What evolved first? Investigation into Genesis 1 or Darwin?

The first chapter of B'reshit, or Genesis, wri...

Image via Wikipedia

Ken Ham and others who are leading the liberal Creationist agenda would have us believe that over the last 150 years, Christians have compromised the ‘bible’ (what is this singular Greek book of which they speak?) because of Darwin. Anyone with any sorta of historical integrity could debunk that radical, liberal, notion that Darwin can first and that suddenly Christians everywhere were shaken in their foundation of the truth. The radical liberals, such as Answers in Genesis, would have us “take back our religion” from Darwin and return to a “literal reading of Scripture.” The problem is, is that in their liberality, they have turned from the Truth. David Carr shows that an early version of source-criticism actually appeared long before Darwin. Of course, if one has read the Language of Science and Faith they would note that before Darwin, Christians were questioning the sometimes usual interpretation of 6,000 years old. Of course, Hebrew scholars, and other ANE scholars, have noted that Genesis 1 and Genesis 2-3 are different in basic sources, and that the language of those chapters do not reflect a scientific meaning.

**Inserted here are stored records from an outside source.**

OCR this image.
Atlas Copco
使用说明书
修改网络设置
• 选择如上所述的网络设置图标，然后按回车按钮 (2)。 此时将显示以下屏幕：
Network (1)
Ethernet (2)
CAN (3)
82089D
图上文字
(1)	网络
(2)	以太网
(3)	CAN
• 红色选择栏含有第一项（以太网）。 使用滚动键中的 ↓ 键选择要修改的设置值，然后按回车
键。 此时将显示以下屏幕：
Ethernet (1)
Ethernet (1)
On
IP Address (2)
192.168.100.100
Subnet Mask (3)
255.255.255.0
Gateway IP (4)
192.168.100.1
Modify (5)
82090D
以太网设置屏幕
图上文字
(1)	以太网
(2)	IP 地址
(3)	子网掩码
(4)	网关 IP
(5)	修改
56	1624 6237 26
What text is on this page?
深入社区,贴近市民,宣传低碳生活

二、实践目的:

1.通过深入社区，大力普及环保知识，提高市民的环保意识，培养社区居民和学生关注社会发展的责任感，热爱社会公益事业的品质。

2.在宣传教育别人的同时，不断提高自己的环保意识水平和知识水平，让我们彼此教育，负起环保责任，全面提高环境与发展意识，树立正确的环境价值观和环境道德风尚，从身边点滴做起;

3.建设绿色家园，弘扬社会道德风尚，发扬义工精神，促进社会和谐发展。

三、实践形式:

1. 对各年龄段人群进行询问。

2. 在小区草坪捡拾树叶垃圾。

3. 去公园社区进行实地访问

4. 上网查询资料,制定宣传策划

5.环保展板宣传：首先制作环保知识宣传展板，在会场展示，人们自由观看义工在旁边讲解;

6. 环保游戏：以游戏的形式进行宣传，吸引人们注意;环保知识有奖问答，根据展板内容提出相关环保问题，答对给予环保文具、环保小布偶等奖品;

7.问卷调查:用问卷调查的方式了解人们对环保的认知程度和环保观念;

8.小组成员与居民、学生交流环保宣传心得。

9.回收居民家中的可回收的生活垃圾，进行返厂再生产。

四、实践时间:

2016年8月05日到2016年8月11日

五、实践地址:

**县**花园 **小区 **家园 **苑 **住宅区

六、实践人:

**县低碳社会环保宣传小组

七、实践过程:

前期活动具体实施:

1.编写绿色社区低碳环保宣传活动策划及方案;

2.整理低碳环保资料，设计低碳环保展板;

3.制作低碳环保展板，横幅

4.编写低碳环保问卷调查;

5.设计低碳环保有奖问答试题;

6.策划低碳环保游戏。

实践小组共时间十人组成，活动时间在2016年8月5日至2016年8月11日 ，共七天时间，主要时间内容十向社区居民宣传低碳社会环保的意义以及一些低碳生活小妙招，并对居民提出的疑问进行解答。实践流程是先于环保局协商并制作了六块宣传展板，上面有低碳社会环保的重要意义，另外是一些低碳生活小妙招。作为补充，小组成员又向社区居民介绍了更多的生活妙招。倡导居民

The year 2011 marks the 300th year after the publication of Henning Bernard Witter’s path-breaking discovery of criteria for uncovering a specific source behind the biblical book of Genesis. In 1711, this well-educated pastor in Germany published “Jura Israelitarum in Palaestinam Commentatione in Genesin perpetua” (Israelite laws in Palestine, comments on the eternal Genesis…), where he noted several important differences between the seven-day creation account in Genesis 1:1-2:3 and the story of the garden of Eden in Genesis 2:4-3:24.